MD Emotions and the MoQ

From: enoonan (enoonan@kent.edu)
Date: Sat Jan 26 2002 - 00:20:31 GMT


Hi Bo,

When I referred to the Bowlby study I wasn't trying to show love/attachment as
an instinct or trying to prove love to be biology in disguise. I was trying to
figure out whether the emotion "love" which I always considered as social was
based on/stemmed from whatever from an emotion in the biological level. And if
it is then does emotion belong in biologal or social level or what. Your
explanation of pain (sensation) and unpleasantness (emotion) I think helped me
clear up on how I needed to distinguish the two a little better.

But I think I need more distinguishing done.

GAVIN
> 'emotions are biological patterns that are mediated by social
> patterns'. that was my understanding until you guys shook my
> confidence?!?!

BO:
Please Gavin. This is exactly what I claim, but they are not
emotions UNTIL mediated by the social level. Pain hurts, but the
social level can transform the sensation to something worse or
even "better". F.ex. A person undergoing plastic surgery to meet
the beauty criteria of society will perceive it as almost pleasant as
will the hunger from slimming exercises :-).
  
Marco:

I know that Pirsig puts it more likely as if patterns "belong to" a level, but
IMO by dropping "belong" and replacing it with "have birth" we can better
explain why (according to Pirsig himself) an upper pattern should not *kill*
the lower patterns. It is in fact much much better to consider them a great
possible resource.

ERIN: So Bo I feel you are saying that we have to have the social level to
have an emotion (transforms pain into unpleasantness). The birth of emotion
than would involve both biological and social levels. So where I am not clear
is that the idea of transforming seems like A first then B but the birth idea
seems AB- c? Well this is where I am still unclear.

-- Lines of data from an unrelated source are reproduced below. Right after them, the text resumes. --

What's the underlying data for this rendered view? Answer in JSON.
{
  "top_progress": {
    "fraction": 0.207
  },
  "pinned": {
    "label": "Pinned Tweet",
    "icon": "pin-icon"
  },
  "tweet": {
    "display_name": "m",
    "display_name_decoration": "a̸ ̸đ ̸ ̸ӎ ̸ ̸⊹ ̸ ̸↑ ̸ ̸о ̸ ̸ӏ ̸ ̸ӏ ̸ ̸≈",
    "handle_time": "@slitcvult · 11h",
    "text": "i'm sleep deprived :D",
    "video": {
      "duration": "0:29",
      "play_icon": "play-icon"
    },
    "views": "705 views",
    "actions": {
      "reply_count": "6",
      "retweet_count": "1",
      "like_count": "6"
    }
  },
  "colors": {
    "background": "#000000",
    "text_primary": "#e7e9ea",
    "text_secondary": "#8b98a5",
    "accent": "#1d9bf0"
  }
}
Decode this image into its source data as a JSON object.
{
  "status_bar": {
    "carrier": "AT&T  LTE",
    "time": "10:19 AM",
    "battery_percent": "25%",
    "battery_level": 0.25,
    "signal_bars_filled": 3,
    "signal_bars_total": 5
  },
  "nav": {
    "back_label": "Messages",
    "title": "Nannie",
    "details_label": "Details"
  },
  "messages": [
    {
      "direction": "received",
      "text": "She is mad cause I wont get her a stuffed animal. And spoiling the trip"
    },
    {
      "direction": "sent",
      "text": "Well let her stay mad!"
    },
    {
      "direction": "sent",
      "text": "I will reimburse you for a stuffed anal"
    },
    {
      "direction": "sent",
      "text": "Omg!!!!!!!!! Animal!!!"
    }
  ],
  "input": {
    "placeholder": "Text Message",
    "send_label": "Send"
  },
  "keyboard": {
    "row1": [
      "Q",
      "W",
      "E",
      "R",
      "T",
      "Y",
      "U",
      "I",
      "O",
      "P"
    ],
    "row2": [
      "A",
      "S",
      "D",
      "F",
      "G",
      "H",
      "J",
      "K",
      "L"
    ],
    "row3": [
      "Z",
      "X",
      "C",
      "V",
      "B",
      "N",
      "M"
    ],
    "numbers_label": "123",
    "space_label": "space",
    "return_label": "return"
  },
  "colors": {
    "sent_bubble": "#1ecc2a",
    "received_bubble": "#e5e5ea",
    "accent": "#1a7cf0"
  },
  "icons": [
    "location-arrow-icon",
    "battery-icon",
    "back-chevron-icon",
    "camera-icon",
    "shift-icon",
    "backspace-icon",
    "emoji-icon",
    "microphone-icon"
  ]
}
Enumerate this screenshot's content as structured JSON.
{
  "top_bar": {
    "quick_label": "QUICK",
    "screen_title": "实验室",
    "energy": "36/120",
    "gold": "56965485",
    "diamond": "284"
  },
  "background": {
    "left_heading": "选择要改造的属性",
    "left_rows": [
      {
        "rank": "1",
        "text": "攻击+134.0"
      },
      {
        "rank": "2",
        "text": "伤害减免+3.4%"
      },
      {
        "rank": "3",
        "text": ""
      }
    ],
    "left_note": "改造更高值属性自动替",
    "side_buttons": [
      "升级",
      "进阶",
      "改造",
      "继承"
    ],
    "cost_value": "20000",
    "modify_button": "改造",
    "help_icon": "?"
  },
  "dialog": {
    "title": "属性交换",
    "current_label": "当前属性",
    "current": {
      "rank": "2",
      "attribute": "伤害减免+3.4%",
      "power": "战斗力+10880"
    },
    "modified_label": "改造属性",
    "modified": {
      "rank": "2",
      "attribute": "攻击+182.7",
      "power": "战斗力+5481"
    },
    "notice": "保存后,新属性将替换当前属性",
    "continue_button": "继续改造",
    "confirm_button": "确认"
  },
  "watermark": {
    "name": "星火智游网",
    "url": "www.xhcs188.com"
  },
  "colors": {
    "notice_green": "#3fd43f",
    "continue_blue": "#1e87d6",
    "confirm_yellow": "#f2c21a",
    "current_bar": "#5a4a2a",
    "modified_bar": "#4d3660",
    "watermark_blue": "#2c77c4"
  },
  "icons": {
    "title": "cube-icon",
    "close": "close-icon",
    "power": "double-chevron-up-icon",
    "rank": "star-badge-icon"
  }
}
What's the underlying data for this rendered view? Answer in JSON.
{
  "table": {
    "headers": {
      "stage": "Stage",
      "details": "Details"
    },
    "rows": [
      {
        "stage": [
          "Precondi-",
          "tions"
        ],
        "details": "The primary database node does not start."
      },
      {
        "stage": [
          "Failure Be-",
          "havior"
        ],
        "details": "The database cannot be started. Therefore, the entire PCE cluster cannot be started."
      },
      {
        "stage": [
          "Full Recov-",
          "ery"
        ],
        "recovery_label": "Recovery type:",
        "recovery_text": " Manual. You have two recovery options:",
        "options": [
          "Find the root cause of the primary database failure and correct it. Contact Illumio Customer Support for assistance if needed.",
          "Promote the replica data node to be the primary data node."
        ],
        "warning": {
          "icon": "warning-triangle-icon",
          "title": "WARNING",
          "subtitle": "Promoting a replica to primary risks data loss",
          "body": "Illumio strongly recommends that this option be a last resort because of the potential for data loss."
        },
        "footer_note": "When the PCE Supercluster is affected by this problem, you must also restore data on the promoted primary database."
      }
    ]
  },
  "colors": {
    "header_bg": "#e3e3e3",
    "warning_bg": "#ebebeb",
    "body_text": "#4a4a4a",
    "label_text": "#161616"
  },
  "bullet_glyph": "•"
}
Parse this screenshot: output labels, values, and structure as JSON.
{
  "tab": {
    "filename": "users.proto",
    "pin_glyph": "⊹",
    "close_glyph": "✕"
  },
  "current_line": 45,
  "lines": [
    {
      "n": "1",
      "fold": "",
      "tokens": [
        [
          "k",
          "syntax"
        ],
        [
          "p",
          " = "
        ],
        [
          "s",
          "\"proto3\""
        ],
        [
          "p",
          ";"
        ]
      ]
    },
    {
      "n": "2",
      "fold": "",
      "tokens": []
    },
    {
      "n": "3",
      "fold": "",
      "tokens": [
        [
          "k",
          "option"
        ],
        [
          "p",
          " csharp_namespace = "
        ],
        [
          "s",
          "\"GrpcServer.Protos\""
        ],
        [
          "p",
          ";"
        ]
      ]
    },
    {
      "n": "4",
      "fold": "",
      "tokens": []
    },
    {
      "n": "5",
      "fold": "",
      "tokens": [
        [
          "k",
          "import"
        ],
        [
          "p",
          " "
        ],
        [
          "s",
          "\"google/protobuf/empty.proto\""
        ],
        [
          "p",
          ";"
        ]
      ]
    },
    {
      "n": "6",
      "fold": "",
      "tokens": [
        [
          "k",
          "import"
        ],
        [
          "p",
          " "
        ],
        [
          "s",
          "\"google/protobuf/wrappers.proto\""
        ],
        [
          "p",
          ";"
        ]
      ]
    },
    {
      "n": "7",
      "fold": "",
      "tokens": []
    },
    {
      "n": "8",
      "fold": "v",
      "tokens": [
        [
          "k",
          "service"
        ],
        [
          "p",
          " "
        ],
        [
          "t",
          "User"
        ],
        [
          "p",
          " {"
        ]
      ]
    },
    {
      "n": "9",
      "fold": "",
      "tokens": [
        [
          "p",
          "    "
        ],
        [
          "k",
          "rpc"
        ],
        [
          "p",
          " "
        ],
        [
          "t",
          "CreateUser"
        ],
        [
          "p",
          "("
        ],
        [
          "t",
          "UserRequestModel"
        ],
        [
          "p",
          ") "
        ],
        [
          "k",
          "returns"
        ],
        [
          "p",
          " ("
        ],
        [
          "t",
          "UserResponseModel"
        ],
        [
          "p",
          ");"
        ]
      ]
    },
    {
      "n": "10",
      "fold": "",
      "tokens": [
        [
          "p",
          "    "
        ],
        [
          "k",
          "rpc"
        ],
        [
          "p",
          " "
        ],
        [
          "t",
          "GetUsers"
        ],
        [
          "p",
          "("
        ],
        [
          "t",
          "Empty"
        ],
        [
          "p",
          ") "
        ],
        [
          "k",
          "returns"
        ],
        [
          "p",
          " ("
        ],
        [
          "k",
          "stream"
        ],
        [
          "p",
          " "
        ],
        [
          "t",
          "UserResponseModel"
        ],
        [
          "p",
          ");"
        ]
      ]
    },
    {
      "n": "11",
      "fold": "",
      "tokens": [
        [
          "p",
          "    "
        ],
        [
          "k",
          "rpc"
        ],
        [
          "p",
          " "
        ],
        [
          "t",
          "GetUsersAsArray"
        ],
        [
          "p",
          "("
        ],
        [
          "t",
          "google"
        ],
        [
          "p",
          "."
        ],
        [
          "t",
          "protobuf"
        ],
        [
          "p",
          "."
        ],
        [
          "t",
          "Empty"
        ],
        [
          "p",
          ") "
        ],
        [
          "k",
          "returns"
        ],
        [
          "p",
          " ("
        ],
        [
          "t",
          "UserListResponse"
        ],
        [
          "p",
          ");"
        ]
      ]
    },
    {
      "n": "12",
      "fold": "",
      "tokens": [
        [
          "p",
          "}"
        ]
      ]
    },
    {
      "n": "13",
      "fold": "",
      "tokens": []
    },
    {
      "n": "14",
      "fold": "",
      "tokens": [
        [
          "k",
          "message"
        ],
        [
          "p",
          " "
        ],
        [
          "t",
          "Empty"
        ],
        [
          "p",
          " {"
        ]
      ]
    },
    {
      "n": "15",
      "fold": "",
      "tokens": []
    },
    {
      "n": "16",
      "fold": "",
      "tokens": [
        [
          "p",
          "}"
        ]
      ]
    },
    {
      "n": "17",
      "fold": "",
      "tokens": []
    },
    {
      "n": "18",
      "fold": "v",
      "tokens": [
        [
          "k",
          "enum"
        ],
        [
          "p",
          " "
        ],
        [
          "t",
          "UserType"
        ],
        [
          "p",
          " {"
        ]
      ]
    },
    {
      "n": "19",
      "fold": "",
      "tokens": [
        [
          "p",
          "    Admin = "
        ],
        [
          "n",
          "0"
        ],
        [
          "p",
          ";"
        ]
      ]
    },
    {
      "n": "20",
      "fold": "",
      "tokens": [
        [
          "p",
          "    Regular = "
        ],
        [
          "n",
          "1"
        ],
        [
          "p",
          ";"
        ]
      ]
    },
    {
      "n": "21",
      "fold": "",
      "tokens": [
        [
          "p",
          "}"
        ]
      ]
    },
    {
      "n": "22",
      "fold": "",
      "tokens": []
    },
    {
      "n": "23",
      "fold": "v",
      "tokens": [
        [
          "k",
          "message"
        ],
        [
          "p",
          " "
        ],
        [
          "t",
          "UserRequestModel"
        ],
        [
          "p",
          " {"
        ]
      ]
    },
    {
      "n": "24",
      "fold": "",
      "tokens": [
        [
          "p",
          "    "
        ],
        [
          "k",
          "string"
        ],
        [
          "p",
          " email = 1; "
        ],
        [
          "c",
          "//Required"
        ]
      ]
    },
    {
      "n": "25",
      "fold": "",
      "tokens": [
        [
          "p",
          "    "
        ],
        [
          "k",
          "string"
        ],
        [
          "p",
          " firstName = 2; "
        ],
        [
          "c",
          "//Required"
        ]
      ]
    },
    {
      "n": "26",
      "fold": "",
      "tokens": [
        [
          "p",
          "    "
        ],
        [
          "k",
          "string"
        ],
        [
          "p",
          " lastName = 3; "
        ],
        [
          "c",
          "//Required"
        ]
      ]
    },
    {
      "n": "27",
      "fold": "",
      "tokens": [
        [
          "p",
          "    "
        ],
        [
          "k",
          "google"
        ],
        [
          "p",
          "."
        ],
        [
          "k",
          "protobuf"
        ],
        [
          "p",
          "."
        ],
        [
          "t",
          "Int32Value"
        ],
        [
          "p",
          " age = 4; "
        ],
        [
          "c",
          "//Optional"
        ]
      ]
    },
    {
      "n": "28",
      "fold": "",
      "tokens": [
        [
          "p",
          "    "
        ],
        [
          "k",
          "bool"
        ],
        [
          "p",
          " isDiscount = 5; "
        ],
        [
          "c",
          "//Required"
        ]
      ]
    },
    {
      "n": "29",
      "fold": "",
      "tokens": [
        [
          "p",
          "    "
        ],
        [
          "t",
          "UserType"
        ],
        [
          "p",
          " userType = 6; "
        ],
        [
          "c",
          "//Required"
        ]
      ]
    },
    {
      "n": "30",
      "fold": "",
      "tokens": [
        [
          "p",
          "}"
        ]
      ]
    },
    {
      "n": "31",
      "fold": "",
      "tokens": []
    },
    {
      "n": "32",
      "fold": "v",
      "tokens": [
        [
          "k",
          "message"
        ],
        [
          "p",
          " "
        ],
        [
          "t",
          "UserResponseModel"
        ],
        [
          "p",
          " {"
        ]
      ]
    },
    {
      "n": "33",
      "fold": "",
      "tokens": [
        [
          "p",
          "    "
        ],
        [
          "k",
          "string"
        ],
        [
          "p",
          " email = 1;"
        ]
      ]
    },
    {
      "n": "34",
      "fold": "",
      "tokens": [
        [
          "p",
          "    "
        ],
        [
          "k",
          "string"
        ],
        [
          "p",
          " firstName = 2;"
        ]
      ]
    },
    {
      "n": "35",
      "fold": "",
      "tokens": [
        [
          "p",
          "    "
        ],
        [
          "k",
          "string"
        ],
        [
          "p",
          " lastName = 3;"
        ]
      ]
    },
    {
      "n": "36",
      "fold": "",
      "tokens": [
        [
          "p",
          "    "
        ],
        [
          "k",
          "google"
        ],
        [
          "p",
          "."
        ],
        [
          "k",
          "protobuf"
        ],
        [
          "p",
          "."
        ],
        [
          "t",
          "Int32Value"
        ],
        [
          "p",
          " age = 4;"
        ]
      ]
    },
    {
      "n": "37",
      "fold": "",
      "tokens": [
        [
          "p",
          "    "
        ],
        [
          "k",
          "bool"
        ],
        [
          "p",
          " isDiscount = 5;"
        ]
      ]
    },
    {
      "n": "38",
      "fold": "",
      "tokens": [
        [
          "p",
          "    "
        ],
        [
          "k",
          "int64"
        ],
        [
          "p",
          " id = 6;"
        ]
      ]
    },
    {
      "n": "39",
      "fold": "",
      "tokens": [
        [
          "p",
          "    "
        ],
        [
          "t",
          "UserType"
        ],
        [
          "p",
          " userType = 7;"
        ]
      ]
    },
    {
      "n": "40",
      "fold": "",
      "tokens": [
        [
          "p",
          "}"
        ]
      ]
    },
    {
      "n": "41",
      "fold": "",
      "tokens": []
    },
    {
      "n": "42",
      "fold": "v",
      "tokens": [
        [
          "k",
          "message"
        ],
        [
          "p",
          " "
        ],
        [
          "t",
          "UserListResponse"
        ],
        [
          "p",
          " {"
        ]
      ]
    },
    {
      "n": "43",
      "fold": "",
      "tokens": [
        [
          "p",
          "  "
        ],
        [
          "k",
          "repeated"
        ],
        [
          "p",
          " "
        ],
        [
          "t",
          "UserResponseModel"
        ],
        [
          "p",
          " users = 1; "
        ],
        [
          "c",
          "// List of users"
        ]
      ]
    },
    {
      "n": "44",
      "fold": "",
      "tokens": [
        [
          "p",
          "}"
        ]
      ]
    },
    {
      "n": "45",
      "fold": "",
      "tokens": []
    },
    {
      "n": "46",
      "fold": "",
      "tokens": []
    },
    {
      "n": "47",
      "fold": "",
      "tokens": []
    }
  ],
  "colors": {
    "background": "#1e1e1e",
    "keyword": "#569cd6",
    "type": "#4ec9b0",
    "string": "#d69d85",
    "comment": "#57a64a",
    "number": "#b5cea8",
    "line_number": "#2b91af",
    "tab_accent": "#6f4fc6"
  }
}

Your last email helped a
lot in getting a better picture of emotion so I was wondering if you go at it
again.

P.S.
But just to defend the attachment studies a little I think the majority of
people who do attachement studies (if not all) never try to pit nature vs.
nurture, it is widely (if not completely) accepted as an interaction. When
they look at the infant attachment they do look at parenting styles to see the
effect (and it does) because they do understand that nurture and nature
interactivley play in a role of attachment development.

BO:
 Either the monkeys are biologically
programmed to "feel for" the feeding or the furry "mother", or some
social (learned) trait influence their choice . Bowlby and Lorentz
idea is that if this question is resolved for animals it goes for
humans too.

ERIN:
Again I am not sure of Bowlby and Lorenz particular goal but most people who
study infant attachment are studying the effect of nature and nurture on
development of attachment and this approach is not the same as trying labebl
it as programming or social.

Cheers,
Erin

.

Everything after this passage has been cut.